Tuesday's landmark ruling means that insurers should now pay out for business interruption claims that had previously been rejected.
However not all policy wordings will be covered and in some instances insurers will not have to pay out for claims made for Covid-19-related losses, or they will have to pay out for limited claims only.
Insurers may also appeal the ruling, which could delay the payment of claims.
Eight insurers participated in the test case, which saw the Financial Conduct Authority (FCA) represent the interests of the policyholders, many of which were small- to medium-sized businesses. While 21 sample wordings were considered, the FCA estimated that some 700 policies across 60 different insurers affecting some 370,000 policyholders could be impacted by the case.
The FCA divided the policies considered into categories: disease clauses, prevention of access/public authority clauses, hybrid clauses, causation clauses and trends clauses. In relation to each category the court's rulings are as follows.
These are provisions that provide cover for business interruption in consequence of, following or arising from the occurrence of a notifiable disease within a specified radius of the insured premises.
The policies considered under this category were written by RSA, Argenta, MS Amlin and QBE and the court found that, with two exceptions, they provided cover for losses resulting from:
- interruption or interference with the business
- following/arising from/as a result of
- any notifiable disease/occurrence of a notifiable disease/arising from any human infectious or human contagious disease manifested by any person
- within 25 miles/1 mile/the 'vicinity' of the premises/insured location.
Prevention of access/public authority wordings
These are provisions that provide cover where there has been a prevention or hindrance of access to or use of the premises as a consequence of government or other authority action or restrictions.
The wordings in this category were written by Arch, Ecclesiastical, Hiscox, MS Amlin, RSA and Zurich. The wordings provide cover for loss resulting from:
- Prevention/denial/hindrance of access to the premises
- Due to actions/advice/restrictions of/imposed by order of
- A government/local authority/police/other body
- Due to an emergency likely to endanger life/neighbouring property/incident within a specified area.
The court concluded that, generally speaking, these clauses were to be construed more restrictively than the majority of the disease clauses, albeit their findings provide for cover for some insureds under some wordings.
The FCA's lawyers at Herbert Smith Freehills commented: "Whether cover is available to an insured under a prevention of access clause will therefore turn very closely upon the precise terms of the policy and the application of the government advice and regulations to the insured's particular business, such as whether their business was directly mandated to close or was affected by the more general "stay at home" requirements."
These are provisions that are engaged by restrictions imposed on the premises in relation to a notifiable disease.
These clauses are a blend of a disease wording and prevention of access/public authority wording. The policies in this category were wordings from Hiscox and RSA. Again, there were variations between the wordings, but broadly they provided cover for losses resulting from:
- An interruption to the business
- Due to an inability to use the premises
- Due to restrictions imposed by a public authority
- Following an occurrence of disease
Two action groups – the Hiscox Action Group and the Hospitality Insurance Group Action (HIGA) – were given permission to present arguments in addition to those put forward by the FCA.
HIGA comprehensively won on all grounds in relation to submissions made in respect of the Resilience (Marsh/Jelf) policy wording, which covered three principal heads of cover: disease, enforced closure and prevention of access.

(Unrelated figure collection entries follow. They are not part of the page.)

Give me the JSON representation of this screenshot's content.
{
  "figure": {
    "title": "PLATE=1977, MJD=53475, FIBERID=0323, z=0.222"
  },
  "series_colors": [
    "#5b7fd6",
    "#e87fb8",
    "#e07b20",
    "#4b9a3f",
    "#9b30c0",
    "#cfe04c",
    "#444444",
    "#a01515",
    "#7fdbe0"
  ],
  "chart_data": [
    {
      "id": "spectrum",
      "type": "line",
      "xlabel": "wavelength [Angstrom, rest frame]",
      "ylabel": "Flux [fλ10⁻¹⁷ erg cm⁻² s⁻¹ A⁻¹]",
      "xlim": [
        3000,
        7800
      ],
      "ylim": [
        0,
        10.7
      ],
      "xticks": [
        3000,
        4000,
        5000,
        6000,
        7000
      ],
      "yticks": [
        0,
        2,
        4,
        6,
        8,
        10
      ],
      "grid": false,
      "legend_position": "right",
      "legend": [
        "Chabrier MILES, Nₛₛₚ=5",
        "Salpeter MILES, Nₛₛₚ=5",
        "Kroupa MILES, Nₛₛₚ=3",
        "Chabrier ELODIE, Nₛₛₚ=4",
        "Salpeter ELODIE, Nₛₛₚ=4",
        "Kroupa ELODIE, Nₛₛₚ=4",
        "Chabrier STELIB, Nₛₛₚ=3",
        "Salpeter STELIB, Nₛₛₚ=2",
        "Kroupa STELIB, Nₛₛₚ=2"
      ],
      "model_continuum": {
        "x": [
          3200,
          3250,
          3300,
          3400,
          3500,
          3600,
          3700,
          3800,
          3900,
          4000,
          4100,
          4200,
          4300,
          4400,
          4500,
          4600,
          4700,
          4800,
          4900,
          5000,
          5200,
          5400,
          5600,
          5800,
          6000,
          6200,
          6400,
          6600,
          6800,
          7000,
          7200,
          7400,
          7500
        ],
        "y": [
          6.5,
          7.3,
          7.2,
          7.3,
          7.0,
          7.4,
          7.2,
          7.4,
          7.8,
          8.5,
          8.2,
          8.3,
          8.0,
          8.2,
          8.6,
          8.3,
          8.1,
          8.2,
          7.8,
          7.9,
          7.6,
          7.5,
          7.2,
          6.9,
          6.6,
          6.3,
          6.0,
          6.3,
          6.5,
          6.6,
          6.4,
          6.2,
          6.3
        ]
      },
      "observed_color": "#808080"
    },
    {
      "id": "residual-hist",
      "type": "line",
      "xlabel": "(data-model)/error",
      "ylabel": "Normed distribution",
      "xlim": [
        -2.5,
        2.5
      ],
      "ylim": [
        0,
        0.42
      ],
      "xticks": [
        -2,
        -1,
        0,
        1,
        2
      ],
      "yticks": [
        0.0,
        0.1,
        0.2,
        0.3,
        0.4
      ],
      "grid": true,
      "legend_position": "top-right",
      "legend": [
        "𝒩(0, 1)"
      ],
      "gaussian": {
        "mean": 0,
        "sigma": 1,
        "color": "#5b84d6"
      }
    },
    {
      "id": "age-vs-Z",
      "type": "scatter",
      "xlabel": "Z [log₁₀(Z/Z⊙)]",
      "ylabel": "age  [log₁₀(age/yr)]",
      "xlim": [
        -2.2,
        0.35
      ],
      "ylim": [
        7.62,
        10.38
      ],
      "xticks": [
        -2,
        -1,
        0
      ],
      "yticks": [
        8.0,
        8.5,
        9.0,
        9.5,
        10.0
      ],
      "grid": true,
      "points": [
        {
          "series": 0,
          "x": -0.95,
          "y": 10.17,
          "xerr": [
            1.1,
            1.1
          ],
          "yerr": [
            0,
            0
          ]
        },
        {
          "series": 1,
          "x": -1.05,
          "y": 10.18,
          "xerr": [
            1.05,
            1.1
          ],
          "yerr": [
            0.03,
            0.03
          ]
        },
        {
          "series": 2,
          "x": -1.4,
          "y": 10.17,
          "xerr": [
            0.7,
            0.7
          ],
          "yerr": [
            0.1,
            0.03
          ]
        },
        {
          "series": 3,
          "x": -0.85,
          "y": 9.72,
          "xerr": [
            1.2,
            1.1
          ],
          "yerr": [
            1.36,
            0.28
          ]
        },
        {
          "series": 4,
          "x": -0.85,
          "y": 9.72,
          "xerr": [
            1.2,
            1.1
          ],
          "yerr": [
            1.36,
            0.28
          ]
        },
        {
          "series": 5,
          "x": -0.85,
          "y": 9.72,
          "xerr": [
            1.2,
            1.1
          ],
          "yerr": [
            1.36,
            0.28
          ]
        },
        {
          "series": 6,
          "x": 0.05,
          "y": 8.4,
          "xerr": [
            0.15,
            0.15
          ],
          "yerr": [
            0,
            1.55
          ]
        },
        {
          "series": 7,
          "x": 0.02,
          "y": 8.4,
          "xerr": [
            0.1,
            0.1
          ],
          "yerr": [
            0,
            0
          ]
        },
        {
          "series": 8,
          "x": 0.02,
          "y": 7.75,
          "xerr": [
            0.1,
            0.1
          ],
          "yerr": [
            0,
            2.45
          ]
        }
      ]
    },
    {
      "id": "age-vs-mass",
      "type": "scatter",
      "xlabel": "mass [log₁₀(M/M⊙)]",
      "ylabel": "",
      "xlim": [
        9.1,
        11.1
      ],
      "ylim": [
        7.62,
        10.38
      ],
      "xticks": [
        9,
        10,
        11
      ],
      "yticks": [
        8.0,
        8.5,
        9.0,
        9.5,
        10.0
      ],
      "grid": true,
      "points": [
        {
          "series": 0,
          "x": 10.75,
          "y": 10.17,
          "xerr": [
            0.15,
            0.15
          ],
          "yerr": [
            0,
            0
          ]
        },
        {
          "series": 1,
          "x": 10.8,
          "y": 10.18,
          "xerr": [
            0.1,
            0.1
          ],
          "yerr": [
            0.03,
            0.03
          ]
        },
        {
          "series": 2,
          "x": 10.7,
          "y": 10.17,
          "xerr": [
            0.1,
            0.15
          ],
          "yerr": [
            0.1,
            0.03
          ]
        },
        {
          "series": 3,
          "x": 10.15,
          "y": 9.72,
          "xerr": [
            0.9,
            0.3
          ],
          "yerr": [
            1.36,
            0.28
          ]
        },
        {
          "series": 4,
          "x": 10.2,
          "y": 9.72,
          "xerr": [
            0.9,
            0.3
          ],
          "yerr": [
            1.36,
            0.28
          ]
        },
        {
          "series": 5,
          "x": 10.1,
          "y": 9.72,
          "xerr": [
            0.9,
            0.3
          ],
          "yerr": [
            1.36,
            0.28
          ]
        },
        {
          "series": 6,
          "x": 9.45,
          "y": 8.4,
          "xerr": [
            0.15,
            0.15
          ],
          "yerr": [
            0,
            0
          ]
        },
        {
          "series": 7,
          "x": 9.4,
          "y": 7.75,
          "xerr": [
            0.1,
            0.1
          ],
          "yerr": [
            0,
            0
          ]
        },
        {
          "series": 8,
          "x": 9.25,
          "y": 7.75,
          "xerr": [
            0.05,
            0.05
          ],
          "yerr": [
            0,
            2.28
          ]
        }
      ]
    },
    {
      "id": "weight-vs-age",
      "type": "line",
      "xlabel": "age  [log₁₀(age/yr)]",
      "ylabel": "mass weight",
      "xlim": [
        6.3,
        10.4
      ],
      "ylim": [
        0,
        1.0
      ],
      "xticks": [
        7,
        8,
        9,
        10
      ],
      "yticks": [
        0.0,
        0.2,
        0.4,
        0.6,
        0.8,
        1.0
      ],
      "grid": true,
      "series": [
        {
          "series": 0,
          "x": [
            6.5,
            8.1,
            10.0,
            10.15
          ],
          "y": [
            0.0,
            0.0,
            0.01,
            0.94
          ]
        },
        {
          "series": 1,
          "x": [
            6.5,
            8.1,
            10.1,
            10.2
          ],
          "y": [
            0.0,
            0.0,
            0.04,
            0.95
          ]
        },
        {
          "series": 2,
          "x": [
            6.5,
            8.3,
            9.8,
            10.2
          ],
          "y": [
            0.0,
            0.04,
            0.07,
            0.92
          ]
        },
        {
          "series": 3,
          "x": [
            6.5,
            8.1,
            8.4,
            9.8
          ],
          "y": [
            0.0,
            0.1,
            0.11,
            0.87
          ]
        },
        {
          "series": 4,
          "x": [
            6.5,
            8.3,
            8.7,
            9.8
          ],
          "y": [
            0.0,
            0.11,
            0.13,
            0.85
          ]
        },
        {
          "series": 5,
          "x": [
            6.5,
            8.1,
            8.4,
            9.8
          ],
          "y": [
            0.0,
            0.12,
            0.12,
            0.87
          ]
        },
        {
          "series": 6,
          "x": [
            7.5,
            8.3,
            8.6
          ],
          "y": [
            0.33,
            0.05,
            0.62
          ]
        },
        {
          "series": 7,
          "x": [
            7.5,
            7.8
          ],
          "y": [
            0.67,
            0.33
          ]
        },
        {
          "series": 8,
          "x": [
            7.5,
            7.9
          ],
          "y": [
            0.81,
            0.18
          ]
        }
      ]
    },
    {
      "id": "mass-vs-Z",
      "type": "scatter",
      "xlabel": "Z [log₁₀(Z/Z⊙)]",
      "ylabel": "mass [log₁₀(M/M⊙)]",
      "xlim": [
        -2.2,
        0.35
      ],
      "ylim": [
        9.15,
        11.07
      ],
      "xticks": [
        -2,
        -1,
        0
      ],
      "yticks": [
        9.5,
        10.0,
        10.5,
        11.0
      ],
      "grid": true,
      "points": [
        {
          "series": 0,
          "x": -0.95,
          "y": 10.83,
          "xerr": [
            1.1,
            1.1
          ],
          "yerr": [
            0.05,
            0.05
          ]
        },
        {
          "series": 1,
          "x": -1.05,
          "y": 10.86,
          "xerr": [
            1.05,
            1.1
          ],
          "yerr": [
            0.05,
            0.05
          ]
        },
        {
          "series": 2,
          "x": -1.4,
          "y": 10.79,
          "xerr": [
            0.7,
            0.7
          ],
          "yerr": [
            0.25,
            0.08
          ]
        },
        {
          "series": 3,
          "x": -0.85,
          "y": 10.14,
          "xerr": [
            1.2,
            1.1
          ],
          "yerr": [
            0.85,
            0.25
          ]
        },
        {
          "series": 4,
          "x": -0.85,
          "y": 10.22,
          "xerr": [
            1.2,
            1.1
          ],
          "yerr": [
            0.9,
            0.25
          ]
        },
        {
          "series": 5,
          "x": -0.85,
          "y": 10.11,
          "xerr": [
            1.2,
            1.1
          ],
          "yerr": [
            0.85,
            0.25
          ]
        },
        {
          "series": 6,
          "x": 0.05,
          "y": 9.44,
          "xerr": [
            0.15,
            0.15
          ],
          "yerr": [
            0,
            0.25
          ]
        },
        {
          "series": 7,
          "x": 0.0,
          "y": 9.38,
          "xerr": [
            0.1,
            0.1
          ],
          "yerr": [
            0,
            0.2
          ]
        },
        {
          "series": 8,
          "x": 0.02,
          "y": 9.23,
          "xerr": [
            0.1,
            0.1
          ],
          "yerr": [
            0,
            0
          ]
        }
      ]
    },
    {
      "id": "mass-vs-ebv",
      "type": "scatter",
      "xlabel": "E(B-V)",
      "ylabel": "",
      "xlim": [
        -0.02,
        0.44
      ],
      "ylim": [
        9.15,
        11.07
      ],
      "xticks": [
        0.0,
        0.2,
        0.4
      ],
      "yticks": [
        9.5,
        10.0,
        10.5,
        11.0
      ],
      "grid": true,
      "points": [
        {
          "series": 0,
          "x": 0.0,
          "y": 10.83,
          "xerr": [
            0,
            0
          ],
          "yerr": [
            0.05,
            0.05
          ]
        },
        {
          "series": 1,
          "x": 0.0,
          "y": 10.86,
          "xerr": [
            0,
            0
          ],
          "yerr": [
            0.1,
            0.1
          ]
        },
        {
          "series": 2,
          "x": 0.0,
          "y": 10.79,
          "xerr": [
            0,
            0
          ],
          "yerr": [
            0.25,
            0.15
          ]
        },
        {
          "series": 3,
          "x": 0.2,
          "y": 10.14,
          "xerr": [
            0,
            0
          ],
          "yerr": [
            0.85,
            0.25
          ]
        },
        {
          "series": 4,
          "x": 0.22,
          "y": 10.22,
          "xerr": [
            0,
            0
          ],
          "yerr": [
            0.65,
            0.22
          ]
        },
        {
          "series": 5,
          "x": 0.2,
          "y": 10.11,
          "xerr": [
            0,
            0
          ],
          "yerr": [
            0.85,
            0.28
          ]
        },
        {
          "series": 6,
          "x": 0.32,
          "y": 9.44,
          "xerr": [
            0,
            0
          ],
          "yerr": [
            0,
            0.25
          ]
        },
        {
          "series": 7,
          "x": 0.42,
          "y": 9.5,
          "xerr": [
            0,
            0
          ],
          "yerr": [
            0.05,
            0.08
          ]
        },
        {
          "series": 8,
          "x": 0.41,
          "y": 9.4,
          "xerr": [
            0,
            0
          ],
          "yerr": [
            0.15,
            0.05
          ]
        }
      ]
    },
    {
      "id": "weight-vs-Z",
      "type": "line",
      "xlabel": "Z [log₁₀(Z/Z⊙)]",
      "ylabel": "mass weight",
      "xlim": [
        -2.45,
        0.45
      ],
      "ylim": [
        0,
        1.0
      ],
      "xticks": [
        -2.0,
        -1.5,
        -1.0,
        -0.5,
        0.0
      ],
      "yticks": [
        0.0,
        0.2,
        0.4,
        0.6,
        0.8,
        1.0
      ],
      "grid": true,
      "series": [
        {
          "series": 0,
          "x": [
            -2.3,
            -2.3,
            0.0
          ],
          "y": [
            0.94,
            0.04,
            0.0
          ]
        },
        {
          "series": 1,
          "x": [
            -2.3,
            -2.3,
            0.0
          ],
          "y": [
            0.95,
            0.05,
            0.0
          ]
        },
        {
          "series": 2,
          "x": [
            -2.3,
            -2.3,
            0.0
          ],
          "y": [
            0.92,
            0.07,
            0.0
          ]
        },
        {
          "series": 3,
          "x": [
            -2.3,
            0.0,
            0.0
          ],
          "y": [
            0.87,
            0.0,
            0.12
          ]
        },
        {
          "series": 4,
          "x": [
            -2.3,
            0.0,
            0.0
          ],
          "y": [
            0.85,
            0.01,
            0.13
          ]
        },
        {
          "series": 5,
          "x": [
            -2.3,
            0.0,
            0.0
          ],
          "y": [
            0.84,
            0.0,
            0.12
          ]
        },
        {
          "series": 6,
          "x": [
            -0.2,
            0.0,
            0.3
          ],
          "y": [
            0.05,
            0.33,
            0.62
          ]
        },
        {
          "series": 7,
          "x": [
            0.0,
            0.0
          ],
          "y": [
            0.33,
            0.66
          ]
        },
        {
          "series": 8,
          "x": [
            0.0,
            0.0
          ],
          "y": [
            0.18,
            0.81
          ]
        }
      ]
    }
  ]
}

HIGA is now considering opening up its group action to include other Resilience policyholders (where policies were written by a multitude of other major insurers on the same wording considered in the test case).
For policy wording QBE1, which included a 25-mile disease clause, the court also ruled that claims should be covered.
However QBE2 and QBE3 were distinguished from QBE1 by the court and consequently HIGA has said it will consider the implications of the judgement in more detail to establish where that leaves these policy holders under these wordings.
HIGA considers that policyholders insured by QBE under the QBE2 NDML Nightclub and Late Night Venue Policy (policy wording number PNML010119) and QBE3 policy wording, in light of the court's judgment, will not be able to establish cover for business interruption losses relating to Covid-19 or governmental responses in relation to it.
Sonia Campbell, head of the insurance disputes practice and partner at Mishcon de Reya, who is representing HIGA and informed this piece along with Herbert Smith Freehills, said that insurers should now do "the right thing" and pay claims under the policies where the court has ruled there is responsive cover.
Campbell has urged business policyholders who believe they have cover to get in touch if they are interested in joining the action group, which is being expanded to include businesses from all sectors where those businesses are insured under the QBE1 Disease wording or the Resilience (Marsh/Jelf) wording.